You probably need a couple coordinated structures to accomplish what you want. Here's a simplified example using dicts and sets (tweaking user 6502's suggestion a bit).
# this will be your dict that holds all the data
matrix = {}
# and each of these will be a dict of sets, pointing to coordinates
cols = {}
rows = {}
def add_data(coord, data)
matrix[coord] = data
try:
cols[coord[0]].add(coord)
except KeyError:
# wrap coords in a list to prevent set() from iterating over it
cols[coord[0]] = set([coord])
try:
rows[coord[1]].add(coord)
except KeyError:
rows[coord[1]] = set([coord])
# now you can find all coordinates from a row or column quickly
>>> add_data((2, 7), "foo4")
>>> add_data((2, 5), "foo3")
>>> 2 in cols
True
>>> 5 in rows
True
>>> [matrix[coord] for coord in cols[2]]
['foo4', 'foo3']
Now just wrap that in a class or a module, and you'll be off, and as always, if it's not fast enough profile and test before you guess.
Dictionary lookups are very fast. Searching for part of the key (e.g. all tiles in row x) is what's not fast. You could use a dict of dicts. Rather than a single dict indexed by a 2-tuple, use nested dicts like this:
somedict = {0: {}, 1:{}}
somedict[0][-5] = "thingy"
somedict[1][4] = "bing"
Then if you want all the tiles in a given "row" it's just somedict[0].
You will need some logic to add the secondary dictionaries where necessary and so on. Hint: check out getitem() and setdefault() on the standard dict type, or possibly the collections.defaultdict type.
This approach gives you quick access to all tiles in a given row. It's still slow-ish if you want all the tiles in a given column (though at least you won't need to look through every single cell, just every row). However, if needed, you could get around that by having two dicts of dicts (one in column, row order and the other in row, column order). Updating then becomes twice as much work, which may not matter for a game where most of the tiles are static, but access is very easy in either direction.
If you only need to store numbers and most of your cells will be 0, check out scipy's sparse matrix classes.
One alternative would be to simply shift the index so it's positive.
E.g. if your indices are contiguous like this:
...
-2 -> a
-1 -> c
0 -> d
1 -> e
2 -> f
...
Just do something like LookupArray[Index + MinimumIndex], where MinimumIndex is the absolute value of the smallest index you would use.

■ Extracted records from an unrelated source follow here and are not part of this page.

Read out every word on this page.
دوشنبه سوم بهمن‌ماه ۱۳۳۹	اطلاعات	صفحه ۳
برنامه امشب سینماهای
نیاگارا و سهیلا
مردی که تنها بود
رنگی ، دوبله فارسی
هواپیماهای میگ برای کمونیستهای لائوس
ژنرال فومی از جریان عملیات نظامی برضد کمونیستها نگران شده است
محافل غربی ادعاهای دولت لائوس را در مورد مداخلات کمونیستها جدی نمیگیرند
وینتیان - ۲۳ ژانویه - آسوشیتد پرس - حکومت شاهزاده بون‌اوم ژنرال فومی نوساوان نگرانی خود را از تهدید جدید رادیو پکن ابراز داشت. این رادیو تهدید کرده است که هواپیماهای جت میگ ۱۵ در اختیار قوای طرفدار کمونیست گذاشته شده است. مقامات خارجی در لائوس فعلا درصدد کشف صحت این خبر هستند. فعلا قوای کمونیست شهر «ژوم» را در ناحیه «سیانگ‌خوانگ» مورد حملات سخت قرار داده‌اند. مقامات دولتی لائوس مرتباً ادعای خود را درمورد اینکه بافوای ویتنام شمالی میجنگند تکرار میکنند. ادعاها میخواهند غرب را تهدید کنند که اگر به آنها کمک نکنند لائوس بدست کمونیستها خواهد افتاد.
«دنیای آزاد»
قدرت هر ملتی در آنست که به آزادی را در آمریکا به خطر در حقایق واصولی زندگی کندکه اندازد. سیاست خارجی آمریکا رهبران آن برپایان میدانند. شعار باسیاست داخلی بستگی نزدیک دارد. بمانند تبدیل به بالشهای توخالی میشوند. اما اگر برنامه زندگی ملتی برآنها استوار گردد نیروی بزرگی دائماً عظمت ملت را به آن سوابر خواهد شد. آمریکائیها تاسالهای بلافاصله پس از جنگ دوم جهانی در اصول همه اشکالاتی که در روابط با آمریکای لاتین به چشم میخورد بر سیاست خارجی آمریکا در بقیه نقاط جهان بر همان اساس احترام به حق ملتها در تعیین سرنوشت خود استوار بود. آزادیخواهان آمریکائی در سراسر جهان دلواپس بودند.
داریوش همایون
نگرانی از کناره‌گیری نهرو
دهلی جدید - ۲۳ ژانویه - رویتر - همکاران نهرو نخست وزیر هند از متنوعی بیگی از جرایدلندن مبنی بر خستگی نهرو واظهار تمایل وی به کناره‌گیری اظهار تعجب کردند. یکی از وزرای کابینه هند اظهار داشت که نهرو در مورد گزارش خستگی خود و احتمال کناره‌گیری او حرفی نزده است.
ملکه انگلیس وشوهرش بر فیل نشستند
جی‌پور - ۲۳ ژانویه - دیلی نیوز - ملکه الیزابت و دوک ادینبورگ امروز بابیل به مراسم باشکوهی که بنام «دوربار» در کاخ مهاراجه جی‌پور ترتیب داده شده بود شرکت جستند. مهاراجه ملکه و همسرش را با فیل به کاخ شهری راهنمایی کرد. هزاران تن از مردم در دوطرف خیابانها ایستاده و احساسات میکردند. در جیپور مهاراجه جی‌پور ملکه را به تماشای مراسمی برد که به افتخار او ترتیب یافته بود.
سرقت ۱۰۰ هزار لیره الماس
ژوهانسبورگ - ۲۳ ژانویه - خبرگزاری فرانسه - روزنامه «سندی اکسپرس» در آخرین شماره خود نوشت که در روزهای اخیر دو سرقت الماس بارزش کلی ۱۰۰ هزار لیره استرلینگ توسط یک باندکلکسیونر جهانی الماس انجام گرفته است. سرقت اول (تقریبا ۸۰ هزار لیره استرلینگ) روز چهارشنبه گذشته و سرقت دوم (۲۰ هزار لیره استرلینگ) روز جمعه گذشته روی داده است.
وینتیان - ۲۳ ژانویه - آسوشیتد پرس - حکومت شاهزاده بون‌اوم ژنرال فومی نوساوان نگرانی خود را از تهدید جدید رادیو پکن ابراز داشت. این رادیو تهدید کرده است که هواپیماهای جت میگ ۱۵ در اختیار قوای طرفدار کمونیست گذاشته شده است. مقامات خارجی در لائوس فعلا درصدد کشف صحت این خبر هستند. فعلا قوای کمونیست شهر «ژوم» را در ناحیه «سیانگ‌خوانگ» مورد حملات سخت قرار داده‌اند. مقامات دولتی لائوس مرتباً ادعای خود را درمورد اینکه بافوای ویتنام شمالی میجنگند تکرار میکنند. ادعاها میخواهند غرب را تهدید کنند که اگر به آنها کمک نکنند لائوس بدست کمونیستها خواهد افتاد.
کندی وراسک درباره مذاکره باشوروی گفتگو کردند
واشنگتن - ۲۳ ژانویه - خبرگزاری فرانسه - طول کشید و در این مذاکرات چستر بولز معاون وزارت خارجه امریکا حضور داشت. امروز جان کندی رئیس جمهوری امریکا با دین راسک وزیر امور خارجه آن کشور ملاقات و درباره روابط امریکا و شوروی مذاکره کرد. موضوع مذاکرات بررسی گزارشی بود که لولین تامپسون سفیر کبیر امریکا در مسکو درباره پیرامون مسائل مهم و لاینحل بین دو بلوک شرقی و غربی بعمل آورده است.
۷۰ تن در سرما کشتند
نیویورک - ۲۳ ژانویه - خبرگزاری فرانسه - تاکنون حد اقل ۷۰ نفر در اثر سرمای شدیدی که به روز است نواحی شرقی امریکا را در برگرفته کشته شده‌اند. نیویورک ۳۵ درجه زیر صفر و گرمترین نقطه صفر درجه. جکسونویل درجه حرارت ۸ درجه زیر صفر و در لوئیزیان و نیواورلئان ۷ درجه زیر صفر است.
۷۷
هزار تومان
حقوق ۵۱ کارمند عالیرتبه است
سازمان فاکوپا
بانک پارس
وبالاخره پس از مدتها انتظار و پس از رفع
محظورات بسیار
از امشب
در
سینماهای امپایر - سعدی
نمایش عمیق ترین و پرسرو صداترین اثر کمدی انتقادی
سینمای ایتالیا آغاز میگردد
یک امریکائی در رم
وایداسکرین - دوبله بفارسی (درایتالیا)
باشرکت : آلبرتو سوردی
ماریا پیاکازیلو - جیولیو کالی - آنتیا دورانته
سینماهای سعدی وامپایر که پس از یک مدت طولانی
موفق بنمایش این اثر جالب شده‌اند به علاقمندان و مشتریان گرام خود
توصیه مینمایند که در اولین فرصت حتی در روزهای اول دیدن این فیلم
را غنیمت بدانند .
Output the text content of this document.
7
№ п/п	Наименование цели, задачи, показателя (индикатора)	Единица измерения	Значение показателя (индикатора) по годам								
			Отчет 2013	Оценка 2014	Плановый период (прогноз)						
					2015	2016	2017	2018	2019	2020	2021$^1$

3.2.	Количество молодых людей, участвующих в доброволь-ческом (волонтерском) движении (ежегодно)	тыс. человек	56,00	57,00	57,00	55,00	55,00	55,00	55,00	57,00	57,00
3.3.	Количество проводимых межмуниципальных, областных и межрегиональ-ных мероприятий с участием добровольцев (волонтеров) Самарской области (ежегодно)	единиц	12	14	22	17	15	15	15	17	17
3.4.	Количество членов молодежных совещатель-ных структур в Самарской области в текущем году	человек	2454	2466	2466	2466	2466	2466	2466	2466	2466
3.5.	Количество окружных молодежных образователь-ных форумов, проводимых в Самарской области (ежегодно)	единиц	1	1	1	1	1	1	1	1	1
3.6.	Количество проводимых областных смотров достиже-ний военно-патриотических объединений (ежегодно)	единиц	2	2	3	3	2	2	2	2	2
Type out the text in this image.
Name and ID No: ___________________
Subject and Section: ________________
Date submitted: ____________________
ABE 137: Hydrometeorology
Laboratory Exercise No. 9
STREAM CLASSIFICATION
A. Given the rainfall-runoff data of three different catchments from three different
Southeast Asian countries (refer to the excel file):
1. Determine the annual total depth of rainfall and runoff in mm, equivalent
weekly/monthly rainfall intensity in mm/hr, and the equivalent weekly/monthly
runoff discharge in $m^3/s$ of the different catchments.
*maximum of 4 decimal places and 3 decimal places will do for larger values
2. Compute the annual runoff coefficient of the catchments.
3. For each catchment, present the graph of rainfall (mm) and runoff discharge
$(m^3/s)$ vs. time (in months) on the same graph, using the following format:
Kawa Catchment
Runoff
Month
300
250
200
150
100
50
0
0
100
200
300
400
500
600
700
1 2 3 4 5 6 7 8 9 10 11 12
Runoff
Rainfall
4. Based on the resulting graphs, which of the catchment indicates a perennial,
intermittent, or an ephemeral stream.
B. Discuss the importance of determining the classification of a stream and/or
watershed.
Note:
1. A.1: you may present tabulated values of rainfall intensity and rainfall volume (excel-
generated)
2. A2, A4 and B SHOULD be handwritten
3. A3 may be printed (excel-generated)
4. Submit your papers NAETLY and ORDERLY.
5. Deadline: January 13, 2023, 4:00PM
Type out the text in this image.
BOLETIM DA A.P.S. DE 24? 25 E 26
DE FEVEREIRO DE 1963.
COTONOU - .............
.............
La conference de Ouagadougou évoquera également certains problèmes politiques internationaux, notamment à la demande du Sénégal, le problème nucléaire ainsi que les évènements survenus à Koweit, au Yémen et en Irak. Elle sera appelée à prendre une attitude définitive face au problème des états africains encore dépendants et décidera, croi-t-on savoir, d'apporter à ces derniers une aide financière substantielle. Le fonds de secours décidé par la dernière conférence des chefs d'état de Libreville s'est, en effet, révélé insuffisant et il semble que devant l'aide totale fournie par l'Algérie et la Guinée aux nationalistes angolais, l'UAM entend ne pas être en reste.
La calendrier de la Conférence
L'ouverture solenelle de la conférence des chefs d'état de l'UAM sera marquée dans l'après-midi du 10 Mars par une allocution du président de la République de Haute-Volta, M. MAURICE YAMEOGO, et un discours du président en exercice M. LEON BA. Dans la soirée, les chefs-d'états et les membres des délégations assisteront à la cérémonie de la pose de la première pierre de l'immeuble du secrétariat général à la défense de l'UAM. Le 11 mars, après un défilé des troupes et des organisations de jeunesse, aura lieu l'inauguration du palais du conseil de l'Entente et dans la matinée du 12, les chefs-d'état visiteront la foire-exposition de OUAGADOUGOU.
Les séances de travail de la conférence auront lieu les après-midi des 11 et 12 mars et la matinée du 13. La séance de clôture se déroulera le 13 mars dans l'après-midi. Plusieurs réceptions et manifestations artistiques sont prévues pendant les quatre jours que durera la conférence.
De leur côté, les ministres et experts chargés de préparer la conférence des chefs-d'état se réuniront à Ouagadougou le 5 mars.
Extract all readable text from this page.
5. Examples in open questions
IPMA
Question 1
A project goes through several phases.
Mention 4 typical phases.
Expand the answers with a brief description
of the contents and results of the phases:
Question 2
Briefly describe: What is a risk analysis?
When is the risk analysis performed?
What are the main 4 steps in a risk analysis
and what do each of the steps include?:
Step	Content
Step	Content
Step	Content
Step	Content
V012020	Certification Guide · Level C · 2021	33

That way, if your minimum was say, -50, it would map to 0. -20 would map to 30, and so forth.
Edit:
An alternative would be to use a trick with how you use the indices. Define the following key function
Key(n) = 2 * n (n >= 0)
Key(n) = -2 * n - 1. (n < 0)
This maps all positive keys to the positive even indices, and all negative elements to the positive odd indices. This may not be practical though, since if you add 100 negative keys, you'd have to expand your array by 200.
One other thing to note: If you plan on doing look ups and the number of keys is constant (or very slowly changing), stick with an array. Otherwise, dictionaries aren't bad at all.
Use multi-dimensional lists -- usually implemented as nested objects. You can easily make this handle negative indices with a little arithmetic. It might use a more memory than a dictionary since something has to be put in every possible slot (usually None for empty ones), but access will be done via simple indexing lookup rather than hashing as it would with a dictionary.